Sometime around the end of World War I, a male cousin named Mark Farry emigrated from Keash to Boston and connected with my grandfather. Mark then changed the spelling of his name to ours, although the story within our family is that when PJ himself had arrived, the Customs guy wrote down “Forry” instead of “Farry,” and the spelling of the name stuck.
This summer, my son Bill and his wife Linda will take my four grandchildren to Ireland. The children will have the chance to meet some relatives they share through their grandma Mary Casey’s family. The plans call for them to spend a day or two in Sligo town, where they’ll see the majestic sight of Benbulben as it towers over the church yard where Yeats is buried.
And they will visit and meet Clare Casey, my Mary’s aunt, my son’s great-aunt, and my grandchildren’s great-great aunt- in her home in Knocknarea Villas. And with some good fortune, Auntie will have some of her children and her grandchildren with her during that time so that the Irish cousins will meet with their American cousins.

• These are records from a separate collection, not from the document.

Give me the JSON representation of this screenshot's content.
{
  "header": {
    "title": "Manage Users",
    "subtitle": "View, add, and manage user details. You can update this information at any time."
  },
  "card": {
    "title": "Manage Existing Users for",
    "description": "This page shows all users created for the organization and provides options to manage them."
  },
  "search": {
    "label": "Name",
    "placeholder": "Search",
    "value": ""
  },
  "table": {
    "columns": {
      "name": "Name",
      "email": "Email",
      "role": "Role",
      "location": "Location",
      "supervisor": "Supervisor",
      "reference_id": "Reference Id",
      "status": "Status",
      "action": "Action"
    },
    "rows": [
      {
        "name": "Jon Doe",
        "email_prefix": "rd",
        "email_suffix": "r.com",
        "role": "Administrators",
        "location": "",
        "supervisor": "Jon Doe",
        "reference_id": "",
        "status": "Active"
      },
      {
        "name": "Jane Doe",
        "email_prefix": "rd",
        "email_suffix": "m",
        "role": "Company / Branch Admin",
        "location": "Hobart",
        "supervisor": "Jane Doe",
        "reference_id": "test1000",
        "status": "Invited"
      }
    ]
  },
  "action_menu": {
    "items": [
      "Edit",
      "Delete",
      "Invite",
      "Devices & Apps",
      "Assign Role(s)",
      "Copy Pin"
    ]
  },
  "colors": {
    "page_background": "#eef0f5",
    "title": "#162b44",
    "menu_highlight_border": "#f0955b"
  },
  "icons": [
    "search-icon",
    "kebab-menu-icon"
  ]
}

I am now making my own plans for a vacation in Ireland. For me, it will be a wonderful moment to be with my grandchildren on the isle of my grandparents. It will be my ninth trip there, and each time I have had the feeling that I was returning home.
On my last visit, two years ago, I found my way to Clonmel in County Tip, where some of the Crotty relatives had recently purchased and refurbished a long-closed pub on O’Connell Street called Lonergan’s. We paid a short visit there and met the owner, May Guiry, and her sister Terry Fitzpatrick, who as young girls had danced for my father John and Aunt Kate in 1961. We were within a short drive to the Crotty homestead in Ballymacarbry in the Nire Valley, but, alas, ran short on time, and left for Shannon before we could make it there.
My cousin, Sister Brenda Forry, CSJ, a Southie native who entered the convent after graduation from Fontbonne Academy, was continuing a family tradition in the Sisters of St. Joseph order that had started with Hannah’s sister, Ellen Crotty, who entered the sisterhood in the 1890s and took the name Sister Mary Flavia, CSJ.
Brenda recently posted a message on our family’s Facebook page: “We have a beautiful waterfall in our yard at the Motherhouse in Brighton. A wall on the side has the names of all our deceased sisters. I found my great-aunt Sister Flavia Crotty’s name and year of death. She was my grandmother’s sister.”
That post brought this reply from Terry Fitzpatrick in Ballymacabry: “Hi Brenda. … I remember my Mother always talking about Sr. Flavia Crotty. She was my Mother's aunt, she was Ellen Crotty, all from the same house in Castlereagh, Ballymacarbry, where I was born. She died in the U.S.A. in 1932... R.I.P. There was a framed photograph of her in our sitting room then, small world. – Theresa XX.”
As it happens, I have the same small photo of Sister Mary Flavia displayed on the sideboard in my dining room!
In anticipation of revisiting my grandparents' homeland next month, I hope to connect with many of the people who would have a place on the attached chart. I am inspired to learn that Terry Fitzpatrick can recall a photo of the Sr Mary Flavia CSJ – Ellen Crotty – who is related to her in the same way as I am. If I read that chart correctly, we share the same great-aunt!